10% Back for Toys “R” Us Loyalty Members. Starting this Sunday, and lasting through Christmas Eve, Toys “R” Us loyalty program members will receive 10% back (in the form of store credits) on nearly all purchases at Toys “R” Us. The promotion is a repeat of last year, when the toy retailer boosted membership for its free loyalty program by 2 million customers. The store credits earned through the holiday season won’t be awarded to loyalty members until January—so the promotion obviously hopes to attract shoppers not only in November and December, but early 2012 as well.
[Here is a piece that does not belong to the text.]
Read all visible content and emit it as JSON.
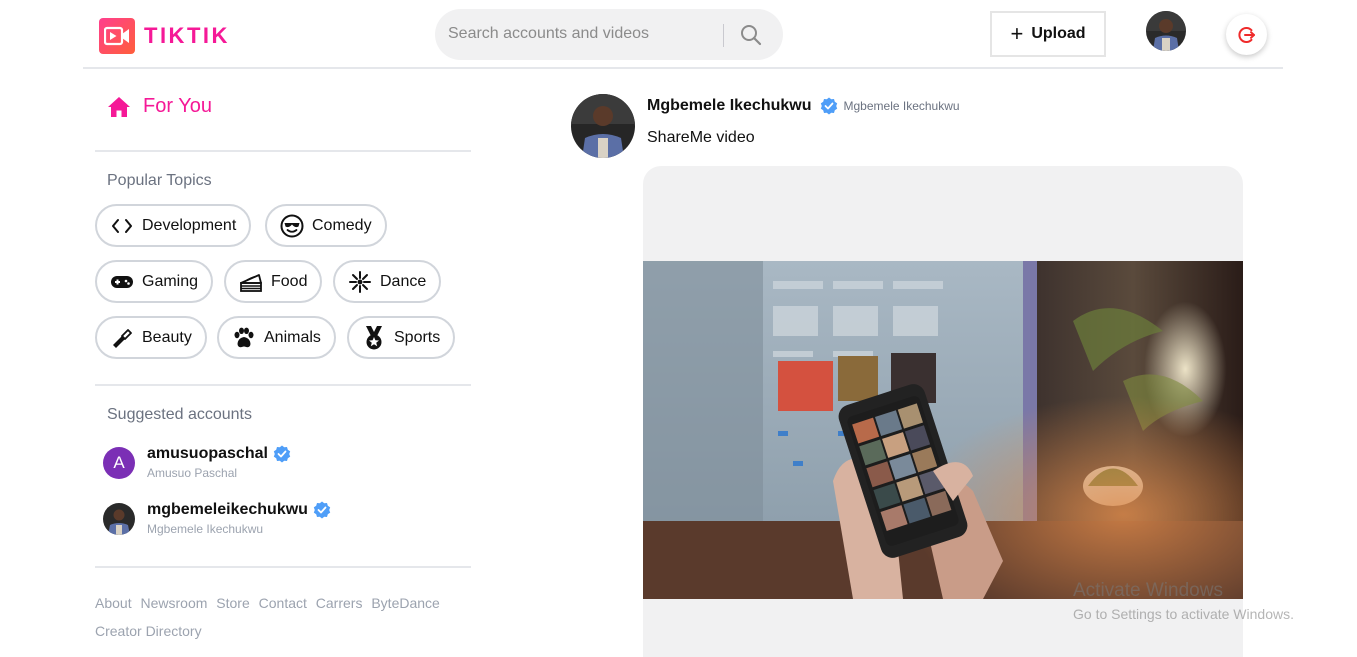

Walmart‘s Christmas Price Guarantee. In addition to its reintroduction of layaway—which is itself a strategy for attracting business, and repeat business at that—Walmart has announced a special seasonal price guarantee. From November 1 to December 25, customers are supposed to shop at Walmart and rest easy in the knowledge they’re getting the best price of the season. If they buy at Walmart and later spot the same item at a different store for a cheaper price, Walmart will provide the customer with the price difference. Instead of a cash refund, though, Walmart gives the difference in the form of a Walmart gift card. Why? Largely for the same reason that the price guarantee stretches over an extra-long time span—to increase the chances customers will visit stores multiple times over (and after) the holiday season.
Instead of attracting shoppers who show up for one-time holiday sales and then disappear, Walmart and other retailers are trying to bring in customers who are certain to come back more than once—folks who might be described as loyal, even habitual shoppers.